The club is very much a family affair – and Gale’s friendship with Lewington seems to have been passed down the generations.
“My son manages the club and, believe it or not, one of Ray Lewington’s sons Craig, alongside my son, holds the playing record for most appearances!
“We’ve got a new state-of-the-art stadium with a 4G [pitch], two ladies teams and a superb academy that takes kids at college level when they want to do their BTECs in the environment of playing football.
“The pandemic slung it all up in the air… We’re not far away, if we have a couple of good years, from being right up there. But it takes a lot of fundraising efforts to keep the club going.
“With great friends and sponsors, we survive.”
In seeking inspiration for how to run the club sustainably, Gale has had to look no further than his former employers.
“Crystal Palace is one of the best-run clubs in football,” he says. “For what they’ve spent in the transfer market, what they’ve achieved in the last decade or so has been incredible.
“Long may it continue: the success they’re having under such great people.”
For Gale, a short-lived spell at Palace represents a crossroads. Yes, regrets about a potential coaching career and the injury that prevented him from lighting up Selhurst Park still last.
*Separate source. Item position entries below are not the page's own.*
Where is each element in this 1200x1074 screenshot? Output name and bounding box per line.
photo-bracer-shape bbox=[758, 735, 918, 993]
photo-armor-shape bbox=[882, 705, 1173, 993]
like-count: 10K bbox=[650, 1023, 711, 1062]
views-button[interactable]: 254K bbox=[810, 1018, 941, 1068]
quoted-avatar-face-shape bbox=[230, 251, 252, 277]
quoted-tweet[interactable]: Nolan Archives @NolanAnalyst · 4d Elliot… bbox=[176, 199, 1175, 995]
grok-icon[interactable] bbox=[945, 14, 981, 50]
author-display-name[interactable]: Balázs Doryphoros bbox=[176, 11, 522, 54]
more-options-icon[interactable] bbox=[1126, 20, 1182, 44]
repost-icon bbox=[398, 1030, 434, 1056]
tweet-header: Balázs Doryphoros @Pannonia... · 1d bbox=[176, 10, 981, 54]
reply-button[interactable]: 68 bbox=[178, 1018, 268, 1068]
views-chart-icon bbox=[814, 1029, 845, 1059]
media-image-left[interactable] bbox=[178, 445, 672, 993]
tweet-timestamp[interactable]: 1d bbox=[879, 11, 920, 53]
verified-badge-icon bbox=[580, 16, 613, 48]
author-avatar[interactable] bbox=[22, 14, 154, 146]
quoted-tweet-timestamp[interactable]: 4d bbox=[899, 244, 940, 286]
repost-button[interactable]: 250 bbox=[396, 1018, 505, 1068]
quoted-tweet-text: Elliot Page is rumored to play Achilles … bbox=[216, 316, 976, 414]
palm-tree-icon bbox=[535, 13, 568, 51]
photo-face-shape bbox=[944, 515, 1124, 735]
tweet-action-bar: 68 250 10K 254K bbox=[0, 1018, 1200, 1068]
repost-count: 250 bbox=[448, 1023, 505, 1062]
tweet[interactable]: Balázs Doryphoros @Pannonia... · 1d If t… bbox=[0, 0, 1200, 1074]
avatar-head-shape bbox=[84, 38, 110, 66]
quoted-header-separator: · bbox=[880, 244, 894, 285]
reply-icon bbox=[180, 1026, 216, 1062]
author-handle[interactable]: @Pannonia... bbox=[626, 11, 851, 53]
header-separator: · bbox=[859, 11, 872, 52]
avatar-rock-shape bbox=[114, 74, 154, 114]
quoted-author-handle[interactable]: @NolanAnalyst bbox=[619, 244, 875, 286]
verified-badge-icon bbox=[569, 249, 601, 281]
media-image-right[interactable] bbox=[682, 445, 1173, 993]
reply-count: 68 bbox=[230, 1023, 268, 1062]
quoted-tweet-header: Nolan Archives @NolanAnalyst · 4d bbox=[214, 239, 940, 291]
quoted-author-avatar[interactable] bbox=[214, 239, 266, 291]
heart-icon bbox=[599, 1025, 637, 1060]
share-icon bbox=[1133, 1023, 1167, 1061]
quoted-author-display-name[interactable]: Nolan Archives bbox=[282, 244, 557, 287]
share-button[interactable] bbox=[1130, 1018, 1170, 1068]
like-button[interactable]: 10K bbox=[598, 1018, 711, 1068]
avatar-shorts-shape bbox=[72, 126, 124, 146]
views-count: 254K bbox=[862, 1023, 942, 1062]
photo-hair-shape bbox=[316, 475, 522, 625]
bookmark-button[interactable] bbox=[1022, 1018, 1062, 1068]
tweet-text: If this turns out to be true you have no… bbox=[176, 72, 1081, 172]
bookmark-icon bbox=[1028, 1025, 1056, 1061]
But on the other hand, a long-lasting media career followed, as did a connection to a club that embodies what he sees as the most important characteristics one can find.
“I never once had a regret about Crystal Palace because of the people, the club, and the fans,” Gale explains. “Football’s all about meeting people, making friends and learning from experiences, and I learned a lot from a lot of good people there.”
Life after football
Player, pundit, commentator, mentor, Chairman. And there’s more to add for Tony Gale, who is soon taking part in BT show, Angling Outlaws, with former Fulham and Palace teammate Ray Houghton.
Having become involved via the angling company who sponsor Walton, Outlaw Pro, Gale says the show, which airs in early 2022, “is going to be about four footballers who’ve never picked up a fishing rod in their life… We’re each going to be given a mentor, a four-time world champion fisherman, a bit like Strictly Come Dancing!
“They’re going to try to teach us the different arts of fishing. At the end of it on one day we’ll have a competition between the four of us: who can catch the most or heaviest fish. I’m completely in the dark with it – they’re not telling any of us what will happen, each show is going to be completely off the hoof.
“We’re all really looking forward to it because we haven’t got a clue what we’re doing. We haven’t even got any fishing gear – just football tracksuits and trainers.
“It will be friendly competition because what’s good about these guys is we don’t mind – as I said to the fishermen, we’ve all made fools of ourselves in football at times, so it won’t matter really.”
Player, pundit, commentator, mentor, Chairman, TV angler. One more to the list, done.